La même prudence est nécessaire lorsqu’on évoque les attaques de loups sur l’être humain. Dire que le loup n’a jamais attaqué l’homme serait historiquement faux. Des attaques ont existé et certaines sont documentées (voir les sources et liens en bas de page). Mais utiliser des événements survenus plusieurs siècles auparavant pour évaluer directement le risque actuel, dans la société d'aujourd'hui, pose un problème méthodologique majeur.

Dans quelles circonstances ces attaques se sont-elles produites ? Les animaux étaient-ils atteints de rage, maladie neurologique mortelle susceptible d'entraîner de profondes modifications comportementales ? S’agissait-il avec certitude de loups ? Quelle était l’abondance des proies sauvages ? Quelle était l'exposition des enfants, parfois chargés très jeunes de garder les troupeaux ou d'effectuer des tâches loin des habitations ? Quelle était la situation sanitaire et alimentaire des populations ? Était-on en période de guerre, de famine ou d’épidémie ? Comment les événements étaient-ils consignés et vérifiés, en l'absence de connaissances médicales et de la pratique d'autopsies ?

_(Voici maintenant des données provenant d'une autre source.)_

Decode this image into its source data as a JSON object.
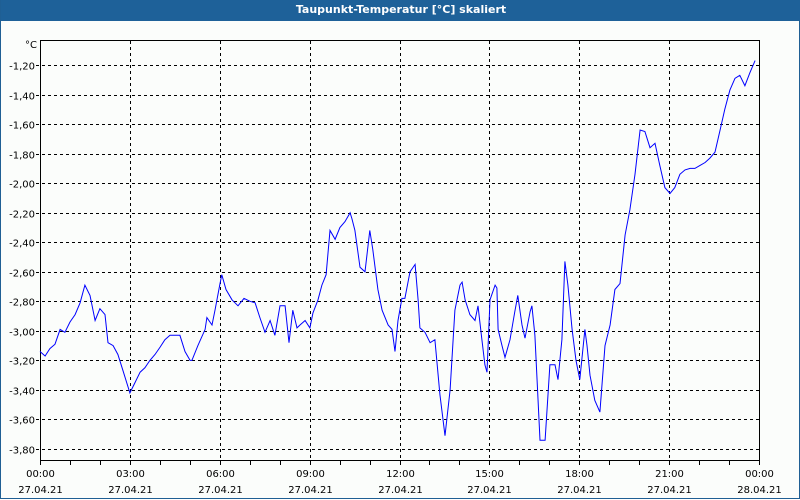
{
  "window": {
    "title": "Taupunkt-Temperatur [°C] skaliert"
  },
  "colors": {
    "titlebar": "#1e6199",
    "line": "#0000ff",
    "grid": "#000000"
  },
  "chart_data": {
    "type": "line",
    "title": "Taupunkt-Temperatur [°C] skaliert",
    "ylabel": "°C",
    "xlabel": "",
    "ylim": [
      -3.9,
      -1.1
    ],
    "xlim_hours": [
      0,
      24
    ],
    "grid": true,
    "y_ticks": [
      -1.2,
      -1.4,
      -1.6,
      -1.8,
      -2.0,
      -2.2,
      -2.4,
      -2.6,
      -2.8,
      -3.0,
      -3.2,
      -3.4,
      -3.6,
      -3.8
    ],
    "y_tick_labels": [
      "-1,20",
      "-1,40",
      "-1,60",
      "-1,80",
      "-2,00",
      "-2,20",
      "-2,40",
      "-2,60",
      "-2,80",
      "-3,00",
      "-3,20",
      "-3,40",
      "-3,60",
      "-3,80"
    ],
    "x_ticks": [
      {
        "hour": 0,
        "time": "00:00",
        "date": "27.04.21"
      },
      {
        "hour": 3,
        "time": "03:00",
        "date": "27.04.21"
      },
      {
        "hour": 6,
        "time": "06:00",
        "date": "27.04.21"
      },
      {
        "hour": 9,
        "time": "09:00",
        "date": "27.04.21"
      },
      {
        "hour": 12,
        "time": "12:00",
        "date": "27.04.21"
      },
      {
        "hour": 15,
        "time": "15:00",
        "date": "27.04.21"
      },
      {
        "hour": 18,
        "time": "18:00",
        "date": "27.04.21"
      },
      {
        "hour": 21,
        "time": "21:00",
        "date": "27.04.21"
      },
      {
        "hour": 24,
        "time": "00:00",
        "date": "28.04.21"
      }
    ],
    "series": [
      {
        "name": "Taupunkt-Temperatur",
        "x_hours": [
          0,
          0.17,
          0.33,
          0.5,
          0.67,
          0.83,
          1,
          1.17,
          1.34,
          1.5,
          1.67,
          1.84,
          2,
          2.17,
          2.27,
          2.44,
          2.6,
          2.77,
          3,
          3.17,
          3.34,
          3.5,
          3.67,
          3.84,
          4.01,
          4.17,
          4.34,
          4.67,
          4.84,
          5.01,
          5.07,
          5.27,
          5.51,
          5.57,
          5.74,
          5.84,
          6.01,
          6.07,
          6.21,
          6.41,
          6.61,
          6.81,
          7.01,
          7.18,
          7.34,
          7.51,
          7.68,
          7.84,
          8.01,
          8.18,
          8.31,
          8.44,
          8.58,
          8.68,
          8.85,
          9.01,
          9.11,
          9.28,
          9.41,
          9.55,
          9.68,
          9.85,
          10.01,
          10.18,
          10.35,
          10.41,
          10.51,
          10.68,
          10.85,
          11.01,
          11.11,
          11.28,
          11.42,
          11.62,
          11.75,
          11.85,
          11.95,
          12.08,
          12.18,
          12.35,
          12.52,
          12.62,
          12.68,
          12.85,
          13.02,
          13.18,
          13.35,
          13.52,
          13.69,
          13.85,
          14.02,
          14.09,
          14.19,
          14.35,
          14.52,
          14.62,
          14.75,
          14.85,
          14.92,
          15.02,
          15.19,
          15.25,
          15.29,
          15.42,
          15.52,
          15.69,
          15.85,
          15.95,
          16.09,
          16.19,
          16.36,
          16.42,
          16.52,
          16.69,
          16.86,
          17.02,
          17.19,
          17.29,
          17.42,
          17.52,
          17.62,
          17.76,
          17.89,
          18.02,
          18.19,
          18.26,
          18.36,
          18.52,
          18.69,
          18.86,
          19.03,
          19.19,
          19.36,
          19.53,
          19.69,
          19.86,
          20.03,
          20.19,
          20.36,
          20.53,
          20.69,
          20.86,
          21.03,
          21.19,
          21.36,
          21.53,
          21.7,
          21.86,
          22.03,
          22.2,
          22.36,
          22.53,
          22.7,
          22.86,
          23.03,
          23.2,
          23.36,
          23.53,
          23.7,
          23.87
        ],
        "values": [
          -3.14,
          -3.17,
          -3.12,
          -3.09,
          -2.99,
          -3.01,
          -2.94,
          -2.89,
          -2.81,
          -2.69,
          -2.76,
          -2.93,
          -2.85,
          -2.89,
          -3.08,
          -3.1,
          -3.16,
          -3.27,
          -3.42,
          -3.35,
          -3.28,
          -3.25,
          -3.2,
          -3.16,
          -3.11,
          -3.06,
          -3.03,
          -3.03,
          -3.14,
          -3.2,
          -3.2,
          -3.1,
          -2.99,
          -2.91,
          -2.96,
          -2.86,
          -2.68,
          -2.62,
          -2.72,
          -2.79,
          -2.83,
          -2.78,
          -2.8,
          -2.81,
          -2.91,
          -3.01,
          -2.93,
          -3.03,
          -2.83,
          -2.83,
          -3.08,
          -2.86,
          -2.98,
          -2.96,
          -2.93,
          -2.98,
          -2.88,
          -2.79,
          -2.69,
          -2.62,
          -2.32,
          -2.38,
          -2.3,
          -2.26,
          -2.2,
          -2.24,
          -2.32,
          -2.57,
          -2.6,
          -2.32,
          -2.45,
          -2.72,
          -2.86,
          -2.96,
          -2.99,
          -3.14,
          -2.93,
          -2.78,
          -2.78,
          -2.6,
          -2.55,
          -2.79,
          -2.98,
          -3.01,
          -3.08,
          -3.06,
          -3.43,
          -3.71,
          -3.4,
          -2.86,
          -2.69,
          -2.67,
          -2.79,
          -2.89,
          -2.93,
          -2.83,
          -3.06,
          -3.23,
          -3.28,
          -2.79,
          -2.69,
          -2.71,
          -2.99,
          -3.1,
          -3.18,
          -3.06,
          -2.87,
          -2.76,
          -2.96,
          -3.05,
          -2.87,
          -2.83,
          -3.03,
          -3.74,
          -3.74,
          -3.23,
          -3.23,
          -3.33,
          -3.06,
          -2.53,
          -2.69,
          -2.99,
          -3.2,
          -3.33,
          -2.99,
          -3.1,
          -3.3,
          -3.47,
          -3.55,
          -3.1,
          -2.96,
          -2.72,
          -2.68,
          -2.35,
          -2.18,
          -1.94,
          -1.64,
          -1.65,
          -1.76,
          -1.73,
          -1.88,
          -2.03,
          -2.07,
          -2.03,
          -1.94,
          -1.91,
          -1.9,
          -1.9,
          -1.88,
          -1.86,
          -1.83,
          -1.79,
          -1.64,
          -1.5,
          -1.37,
          -1.29,
          -1.27,
          -1.34,
          -1.25,
          -1.17
        ]
      }
    ]
  }
}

Ces questions ne servent pas à nier les faits historiques. Elles servent précisément à les comprendre. Comparer deux événements uniquement parce qu’un loup est impliqué revient à oublier les nombreux facteurs susceptibles d'expliquer ce qui s'est produit. Et cette prudence vaut également lorsque nous comparons des situations contemporaines entre pays. Une interaction observée dans une région du monde ne peut pas automatiquement être transposée à la Suisse (et inversement) sans considérer la densité humaine, les habitats, les ressources alimentaires, les pratiques de nourrissage, la gestion des déchets, la chasse, l’élevage ou encore le comportement des animaux concernés.

"En sciences, un contexte n’est jamais un détail."


La montagne de nos aïeux n’est plus la nôtre

Il existe une autre contradiction lorsque nous invoquons les anciens pour définir ce que devrait être la montagne aujourd’hui. Nos ancêtres n’évoluaient pas dans les Alpes du XXIe siècle. Ils ne connaissaient ni les VTT électriques, ni le trail, ni les remontées mécaniques actuelles, ni les réseaux routiers modernes, ni les applications permettant de rejoindre rapidement des lieux autrefois difficiles d’accès. Ils ne connaissaient pas davantage une fréquentation touristique et sportive s’étendant pratiquement sur les quatre saisons.

La Suisse comptait environ 2,4 millions d’habitants en 1850. Elle en compte aujourd’hui 9 millions, sa population a donc presque quadruplé. Nos moyens de déplacement, notre temps consacré aux loisirs et notre capacité à accéder aux espaces naturels ont profondément changé. Sur un même territoire doivent désormais cohabiter agriculture, élevage, tourisme, randonnée, VTT, trail, ski, photographie, parapente, chasse, chiens domestiques, infrastructures humaines et faune sauvage.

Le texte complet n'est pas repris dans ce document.